La justice espagnole réclame la tête de quatre gros bonnets du Polisario

En plus du Chef du Polisario, Brahim Ghali et de quatre officiers algériens, trois autres cadres dirigeants du Polisario sont appelés à comparaître devant la justice espagnole, pour crimes contre l’humanité, tortures, violation des droits de l’homme, séquestration et viols.

Après la convocation en novembre 2016, de Brahim Ghali à la barre, le juge de l’Audience nationale, la plus haute cour pénale en Espagne, chargé d’instruire ces dossiers, a délivré récemment des mandats d’amener à la police judiciaire espagnole, pour entendre trois autres hauts cadres du mouvement séparatiste sahraoui.

Selon des sources proches de la Cour à Madrid, il s’agit du coordinateur de la «RASD» avec la Minurso, Mohamed Khaddad Moussa, de l’ancien directeur régional de la Sûreté du Polisario, Sid’ahmed Albatal ouled Hadda, originaire de Tan-Tan, de l’ancien patron régional de la Sûreté, Mahjoub Mbarek Sneiba, qui occupe actuellement le poste de chef de la sécurité de la représentation de la «RASD» en Espagne.

Dans le sillage de ces développements qui ont fortement ébranlé la direction du Polisario, l’Association sahraouie de défense des droits de l’Homme (ASADEDH) basée en Espagne, a dénoncé la présence sur le sol espagnol de ces trois tortionnaires du Polisario, demandant officiellement, à la Cour espagnole d’émettre un mandat d’arrêt international contre Brahim Ghali et ses trois subalternes.

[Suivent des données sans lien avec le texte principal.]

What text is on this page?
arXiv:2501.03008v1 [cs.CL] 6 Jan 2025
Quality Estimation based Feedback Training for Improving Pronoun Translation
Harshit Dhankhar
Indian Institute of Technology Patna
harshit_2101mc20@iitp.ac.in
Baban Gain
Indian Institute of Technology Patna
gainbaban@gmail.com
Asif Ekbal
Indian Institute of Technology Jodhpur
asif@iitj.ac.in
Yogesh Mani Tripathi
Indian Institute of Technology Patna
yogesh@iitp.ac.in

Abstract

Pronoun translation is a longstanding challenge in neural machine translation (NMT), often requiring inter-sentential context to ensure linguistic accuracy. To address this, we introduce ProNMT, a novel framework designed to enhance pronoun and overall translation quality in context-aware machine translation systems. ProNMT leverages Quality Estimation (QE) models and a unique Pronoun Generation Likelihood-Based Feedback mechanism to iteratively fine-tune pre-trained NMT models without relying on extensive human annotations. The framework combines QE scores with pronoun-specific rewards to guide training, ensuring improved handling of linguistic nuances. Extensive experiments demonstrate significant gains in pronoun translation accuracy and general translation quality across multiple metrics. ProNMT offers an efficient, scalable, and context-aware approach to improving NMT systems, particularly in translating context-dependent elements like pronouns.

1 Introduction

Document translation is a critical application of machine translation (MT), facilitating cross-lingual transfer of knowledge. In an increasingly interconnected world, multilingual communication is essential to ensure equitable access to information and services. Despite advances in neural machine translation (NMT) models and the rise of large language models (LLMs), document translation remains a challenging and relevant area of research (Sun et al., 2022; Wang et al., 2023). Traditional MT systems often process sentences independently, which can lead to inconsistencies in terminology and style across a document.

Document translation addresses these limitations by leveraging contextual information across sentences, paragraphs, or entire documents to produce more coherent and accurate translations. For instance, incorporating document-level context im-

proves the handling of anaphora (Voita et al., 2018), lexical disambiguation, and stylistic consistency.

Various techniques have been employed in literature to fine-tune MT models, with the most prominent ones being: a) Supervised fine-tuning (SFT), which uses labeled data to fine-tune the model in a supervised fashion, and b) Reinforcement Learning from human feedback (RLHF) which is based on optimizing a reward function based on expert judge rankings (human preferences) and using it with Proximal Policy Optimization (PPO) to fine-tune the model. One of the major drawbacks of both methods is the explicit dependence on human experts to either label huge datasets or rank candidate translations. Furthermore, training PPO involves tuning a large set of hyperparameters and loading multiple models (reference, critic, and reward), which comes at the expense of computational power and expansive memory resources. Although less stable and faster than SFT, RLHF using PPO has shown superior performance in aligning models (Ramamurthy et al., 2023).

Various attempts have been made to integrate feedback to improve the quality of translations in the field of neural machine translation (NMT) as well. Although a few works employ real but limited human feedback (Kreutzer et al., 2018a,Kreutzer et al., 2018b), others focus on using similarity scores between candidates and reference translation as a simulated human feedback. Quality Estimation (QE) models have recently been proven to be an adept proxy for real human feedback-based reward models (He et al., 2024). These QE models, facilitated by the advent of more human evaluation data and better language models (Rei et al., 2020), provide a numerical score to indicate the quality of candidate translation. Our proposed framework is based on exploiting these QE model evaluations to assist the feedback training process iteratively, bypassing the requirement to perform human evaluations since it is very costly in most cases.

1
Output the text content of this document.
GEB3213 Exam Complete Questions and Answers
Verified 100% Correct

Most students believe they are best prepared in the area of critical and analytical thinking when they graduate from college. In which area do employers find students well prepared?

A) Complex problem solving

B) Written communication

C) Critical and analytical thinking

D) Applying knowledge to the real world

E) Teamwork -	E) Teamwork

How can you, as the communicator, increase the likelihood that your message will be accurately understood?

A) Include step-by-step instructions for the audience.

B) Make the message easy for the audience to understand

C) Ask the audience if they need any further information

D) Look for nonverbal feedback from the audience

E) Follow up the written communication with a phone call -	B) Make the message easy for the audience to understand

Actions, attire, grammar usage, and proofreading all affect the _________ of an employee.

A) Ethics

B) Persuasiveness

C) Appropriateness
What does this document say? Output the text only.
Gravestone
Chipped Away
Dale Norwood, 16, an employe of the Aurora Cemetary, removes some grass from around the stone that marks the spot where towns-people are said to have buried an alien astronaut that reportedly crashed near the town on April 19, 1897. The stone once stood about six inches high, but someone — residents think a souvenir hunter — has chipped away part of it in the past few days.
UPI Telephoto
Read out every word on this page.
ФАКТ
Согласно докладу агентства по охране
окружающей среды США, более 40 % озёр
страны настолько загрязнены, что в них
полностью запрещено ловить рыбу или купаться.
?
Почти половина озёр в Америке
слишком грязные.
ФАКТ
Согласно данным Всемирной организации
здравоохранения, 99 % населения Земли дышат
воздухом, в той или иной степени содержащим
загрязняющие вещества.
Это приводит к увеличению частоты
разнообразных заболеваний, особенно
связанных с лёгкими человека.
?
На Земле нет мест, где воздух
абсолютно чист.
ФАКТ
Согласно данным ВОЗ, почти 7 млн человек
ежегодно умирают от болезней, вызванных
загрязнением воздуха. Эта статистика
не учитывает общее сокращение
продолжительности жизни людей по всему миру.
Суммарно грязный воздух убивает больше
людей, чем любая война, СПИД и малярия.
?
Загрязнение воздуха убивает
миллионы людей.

A la place d’un mandat d’arrêt international, rappelle-t-on, le juge José de la Mata, président de la 5ème Cour centrale d’instruction espagnole, s’était contenté d’émettre à ce stade de l’instruction, en novembre dernier, d’adresser un ordre judiciaire, à la police afin d’identifier et de recueillir des données personnelles sur Brahim Ghali en vue de la réouverture d’une nouvelle instruction à son encontre.

Outre Brahim Ghali et les trois cadres du Polisario, la justice espagnole souhaite également entendre quatre officiers de l’armée algérienne dont certains sont toujours en activité, mais dont l’identité n’a pas été révélée. Ils sont eux aussi accusés par les plaignants d’être impliqués dans les atroces crimes commis contre des civils sahraouis des camps de Tindouf.

«Ces individus font partie de la liste que nous avons remise à la justice (espagnole) et nous avons réussi à localiser leurs résidences en Espagne ou les domiciles de leurs proches», a confié au site marocain le360.ma Messaoud Ramdane, président de l’Association sahraouie des droits de l’Homme (ASADEDH), l’ONG à l’origine d’une plainte déposée en 2007 contre le chef du Polisario et réactivée en décembre dernier.